In the old days, such an arrangement would be called a turnkey installation, with outsourced management. It's reminiscent of the way IBM used to sell and service its mainframe computers and even the way many Enterprises ran their data centers. It's also an admission that Hadoop has many moving parts, and that Hortonworks can probably shorten sales cycles and increase sales volumes by offering to take the management burden off the customer's shoulders.

Confluent's special K
Confluent, like Hortonworks, is a company founded to support an open source technology by the group of people who built it at a bigger company. In the case of Confluent, the team at LinkedIn that built Apache Kafka founded the company to support it, enhance it and build an Enterprise distribution around it.

Many new technologies first surface in the open source distribution at the beta level and later are added to the Enterprise distribution for general availability. And that's exactly what happened with KSQL, an adaptation of the Structured Query Language for streaming data. KSQL works with data streams and allows them to be addressed and queried much like static tables, to which the streams can be joined. KSQL was first announced in August, 2017 and as of March 7th of this year, is available in general release as part of the Confluent Platform Apache Kafka distribution.

KSQL brings working with streaming data into the skillset comfort zone of many more developers than those who previously would have had to work with Kafka's unique application programming interfaces (APIs). KSQL provides a relatively simple layer of abstraction around an otherwise complex set of data structures and commands used to work with streaming data. Overall, this means IoT analytics is much more accessible to mainstream developers than it was before.

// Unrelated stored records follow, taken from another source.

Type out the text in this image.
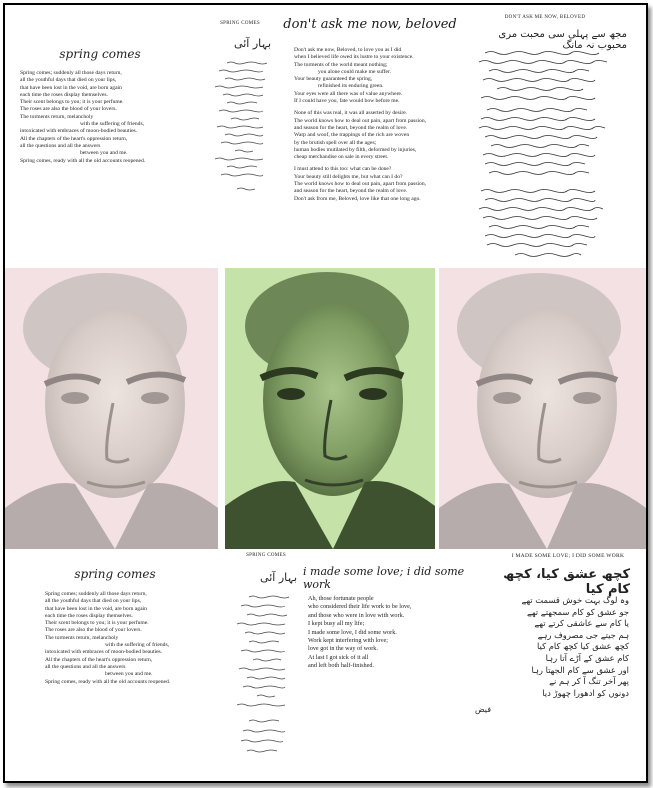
spring comes
Spring comes; suddenly all those days return,
all the youthful days that died on your lips,
that have been lost in the void, are born again
each time the roses display themselves.
Their scent belongs to you; it is your perfume.
The roses are also the blood of your lovers.
The torments return, melancholy
with the suffering of friends,
intoxicated with embraces of moon-bodied beauties.
All the chapters of the heart's oppression return,
all the questions and all the answers
between you and me.
Spring comes, ready with all the old accounts reopened.
SPRING COMES
بہار آئی
don't ask me now, beloved
Don't ask me now, Beloved, to love you as I did
when I believed life owed its lustre to your existence.
The torments of the world meant nothing;
you alone could make me suffer.
Your beauty guaranteed the spring,
refinished its enduring green.
Your eyes were all there was of value anywhere.
If I could have you, fate would bow before me.
None of this was real, it was all asserted by desire.
The world knows how to deal out pain, apart from passion,
and season for the heart, beyond the realm of love.
Warp and woof, the trappings of the rich are woven
by the brutish spell over all the ages;
human bodies mutilated by filth, deformed by injuries,
cheap merchandise on sale in every street.
I must attend to this too: what can be done?
Your beauty still delights me, but what can I do?
The world knows how to deal out pain, apart from passion,
and season for the heart, beyond the realm of love.
Don't ask from me, Beloved, love like that one long ago.
DON'T ASK ME NOW, BELOVED
مجھ سے پہلی سی محبت مری محبوب نہ مانگ
spring comes
Spring comes; suddenly all those days return,
all the youthful days that died on your lips,
that have been lost in the void, are born again
each time the roses display themselves.
Their scent belongs to you; it is your perfume.
The roses are also the blood of your lovers.
The torments return, melancholy
with the suffering of friends,
intoxicated with embraces of moon-bodied beauties.
All the chapters of the heart's oppression return,
all the questions and all the answers
between you and me.
Spring comes, ready with all the old accounts reopened.
SPRING COMES
بہار آئی i made some love; i did some work
Ah, those fortunate people
who considered their life work to be love,
and those who were in love with work.
I kept busy all my life;
I made some love, I did some work.
Work kept interfering with love;
love got in the way of work.
At last I got sick of it all
and left both half-finished.
I MADE SOME LOVE; I DID SOME WORK
کچھ عشق کیا، کچھ کام کیا
وہ لوگ بہت خوش قسمت تھے
جو عشق کو کام سمجھتے تھے
یا کام سے عاشقی کرتے تھے
ہم جیتے جی مصروف رہے
کچھ عشق کیا کچھ کام کیا
کام عشق کے آڑے آتا رہا
اور عشق سے کام الجھتا رہا
پھر آخر تنگ آ کر ہم نے
دونوں کو ادھورا چھوڑ دیا
فیض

Governed through the Waterline
On March 5th, just two days before the Confluent announcement, Waterline Data announced the transformation of its data catalog product into a full-fledged platform, which now sports applications for GDPR (the European Union's General Data Protection Regulation) compliance and data optimization/virtual data lake management. (Actually, the platform was there all along, but now multiple applications have been built on top of it.)

The GDPR application, geared towards Data Privacy Officers (DPOs) and Data Stewards, includes risk assessment through audit reports, monitoring through an operational dashboard and case management through a workflow facility. The data optimization piece helps merge redundant data sets and generate a "super schema" that represents all data sets, providing a virtual data lake.

Complexity be gone?
As in the Hortonworks and Confluent cases, Waterline's solution -- especially its data optimizer -- is meant as a simplification lifeline for otherwise complex work. So whether it be data governance and schema management, querying of streaming data, or management of Hadoop itself, it's clear the industry has realized that it must simplify the complexity it has created.

With so many different underlying open source components and the stringency of emerging regulatory regimes, the analytics industry has to make things easier. These three announcements show that vendors are getting the message. What remains to be seen is how quickly they can grab it off the service bus and process it.